In other words, money from outside groups and individuals can have unintended consequences. The AFP’s principled libertarianism puts pressure on Republicans—for instance, when it comes to not taking Medicare funds as part of the Affordable Care Act, a position some Republicans believe may weaken them politically. In Tennessee, the AFP is leaning on the GOP governor to abolish the income tax, while the Georgia chapter has actually been at odds with the Tea Party Patriots over solar energy mandates from the state’s Public Service Commission. The national coordinator of the Tea Party Patriots juxtaposed the AFP with a “Green Tea coalition” in favor of solar.
The real X factor in politics is not money, Koch or otherwise, but the alchemy of money and enthusiasm. That’s what Obama had in 2008, and it’s what the right was able to engender in Wisconsin after the 2010 election, when Republican Governor Scott Walker, with a lot of help from conservative groups like the AFP, took on public employee unions. (It riled up the left, too.) The AFP is trying to raise its already impressive ground game to generate enthusiasm. “We have metrics. We are doing the hard work. Door to door. Calls. Yard signs,” said Corey Lewandowski, a former police officer and the AFP’s national director of voter registration at the New Hampshire event, who was flanked by two of his ground troops.

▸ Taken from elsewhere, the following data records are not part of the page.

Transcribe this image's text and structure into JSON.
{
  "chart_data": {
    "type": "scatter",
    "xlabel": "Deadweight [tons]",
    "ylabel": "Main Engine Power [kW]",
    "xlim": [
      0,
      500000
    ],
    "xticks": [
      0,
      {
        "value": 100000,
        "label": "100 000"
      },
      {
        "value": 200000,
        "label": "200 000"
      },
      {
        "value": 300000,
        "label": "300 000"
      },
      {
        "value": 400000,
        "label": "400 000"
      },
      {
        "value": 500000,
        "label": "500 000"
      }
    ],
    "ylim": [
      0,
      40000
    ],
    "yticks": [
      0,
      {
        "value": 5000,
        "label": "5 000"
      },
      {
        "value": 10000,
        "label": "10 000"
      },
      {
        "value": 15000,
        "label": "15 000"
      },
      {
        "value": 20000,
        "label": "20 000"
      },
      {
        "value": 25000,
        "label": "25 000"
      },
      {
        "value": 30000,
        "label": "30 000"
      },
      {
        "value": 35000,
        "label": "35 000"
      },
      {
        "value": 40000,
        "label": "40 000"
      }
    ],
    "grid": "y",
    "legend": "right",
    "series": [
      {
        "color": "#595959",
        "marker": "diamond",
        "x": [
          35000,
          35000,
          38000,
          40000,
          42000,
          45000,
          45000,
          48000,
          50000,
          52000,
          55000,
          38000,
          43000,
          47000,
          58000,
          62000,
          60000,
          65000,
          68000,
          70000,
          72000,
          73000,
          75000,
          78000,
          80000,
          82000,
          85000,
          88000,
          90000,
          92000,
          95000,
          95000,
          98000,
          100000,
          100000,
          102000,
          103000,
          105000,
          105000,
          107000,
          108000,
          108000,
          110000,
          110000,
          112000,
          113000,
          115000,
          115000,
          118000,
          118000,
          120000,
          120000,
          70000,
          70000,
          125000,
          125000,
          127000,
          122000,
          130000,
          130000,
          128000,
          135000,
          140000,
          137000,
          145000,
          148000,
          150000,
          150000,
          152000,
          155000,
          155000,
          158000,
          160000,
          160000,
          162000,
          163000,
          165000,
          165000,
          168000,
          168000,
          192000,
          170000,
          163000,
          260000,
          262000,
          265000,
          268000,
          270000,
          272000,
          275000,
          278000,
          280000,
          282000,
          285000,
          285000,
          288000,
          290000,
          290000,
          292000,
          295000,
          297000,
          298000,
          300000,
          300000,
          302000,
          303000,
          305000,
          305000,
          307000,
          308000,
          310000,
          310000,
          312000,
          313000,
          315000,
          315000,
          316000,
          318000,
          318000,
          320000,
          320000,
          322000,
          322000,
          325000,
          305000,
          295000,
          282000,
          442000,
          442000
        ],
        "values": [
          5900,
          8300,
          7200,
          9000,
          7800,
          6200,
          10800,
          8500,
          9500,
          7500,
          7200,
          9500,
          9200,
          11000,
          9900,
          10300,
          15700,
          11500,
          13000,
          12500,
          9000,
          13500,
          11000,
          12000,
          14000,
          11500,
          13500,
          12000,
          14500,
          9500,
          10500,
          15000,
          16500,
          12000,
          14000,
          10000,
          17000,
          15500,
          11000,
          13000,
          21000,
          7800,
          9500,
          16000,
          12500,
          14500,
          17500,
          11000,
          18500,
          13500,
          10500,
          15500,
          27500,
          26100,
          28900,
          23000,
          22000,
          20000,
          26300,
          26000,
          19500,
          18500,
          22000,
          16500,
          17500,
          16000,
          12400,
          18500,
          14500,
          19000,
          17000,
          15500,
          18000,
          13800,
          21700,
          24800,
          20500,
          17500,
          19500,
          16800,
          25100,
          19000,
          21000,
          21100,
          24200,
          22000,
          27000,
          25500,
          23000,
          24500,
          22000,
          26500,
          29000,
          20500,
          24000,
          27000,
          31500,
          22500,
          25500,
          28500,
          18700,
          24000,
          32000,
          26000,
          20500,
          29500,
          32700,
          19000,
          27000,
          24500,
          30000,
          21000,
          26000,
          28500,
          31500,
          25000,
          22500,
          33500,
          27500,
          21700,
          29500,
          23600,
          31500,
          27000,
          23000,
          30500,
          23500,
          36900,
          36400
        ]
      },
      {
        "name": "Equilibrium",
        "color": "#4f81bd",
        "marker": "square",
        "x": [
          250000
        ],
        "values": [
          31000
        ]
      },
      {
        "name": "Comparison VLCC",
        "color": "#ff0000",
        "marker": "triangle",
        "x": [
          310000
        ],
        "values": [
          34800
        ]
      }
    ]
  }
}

Building enthusiasm for cutting government after the Bush-Obama/Great Recession era isn’t easy. To some degree, the Koch-funded network has made progress. It’s impossible to imagine today’s Republicans pushing for Medicare expansion the way George W. Bush did when he successfully championed a prescription drug benefit in 2003. A few years ago, cap-and-trade curbs on greenhouse gas emissions was embraced by the GOP presidential nominee, John McCain. There’s no way that’ll happen in 2016, in part thanks to the AFP. But riling up anti-government sentiment has been a struggle for conservatives since the New Deal, which is why government grew even under Reagan and pipe dreams like abolishing the Department of Education have remained just that.
Democratic efforts to vilify the Kochs are a rational response to big money, but it’s unlikely to spur voters to the polls. “It’s a bank shot,” says a political analyst, who strives to be nonpartisan and therefore declined to be named. “You have to educate voters on who the Koch bothers are, then say why they’re bad and then link it to the candidate. Portraying Romney as a predatory fat cat was more direct.”
What’s more, explaining why, say, David, who donated millions to cancer research and the dinosaur wing at the American Museum of Natural history, is a monster is a tough sell, although Democrats are trying. In West Virginia, endangered Democratic congressman Nick Rahall is being boosted by ads that chide the high-living Park Avenue billionaires trying to defeat him. David does live at Manhattan’s 740 Park, which has been called the world’s wealthiest address, but Charles is firmly ensconced in Wichita, Kan., where Koch Industries is headquartered.
AFP ads often have a lighter touch than portraying the Kochs as predatory capitalists, one that speaks to the ways in which the Kochs remain so formidable. In one a woman speaks directly to camera. “People don’t like political ads,” she says. “I don’t like them either. But health care isn’t about politics.” She then laments Obamacare, more in sadness than anger. “It just doesn’t work,” she says, sighing. Despite some initial successes and failures, the jury is out on that, just as it is on the Koch brothers’ efforts in this election.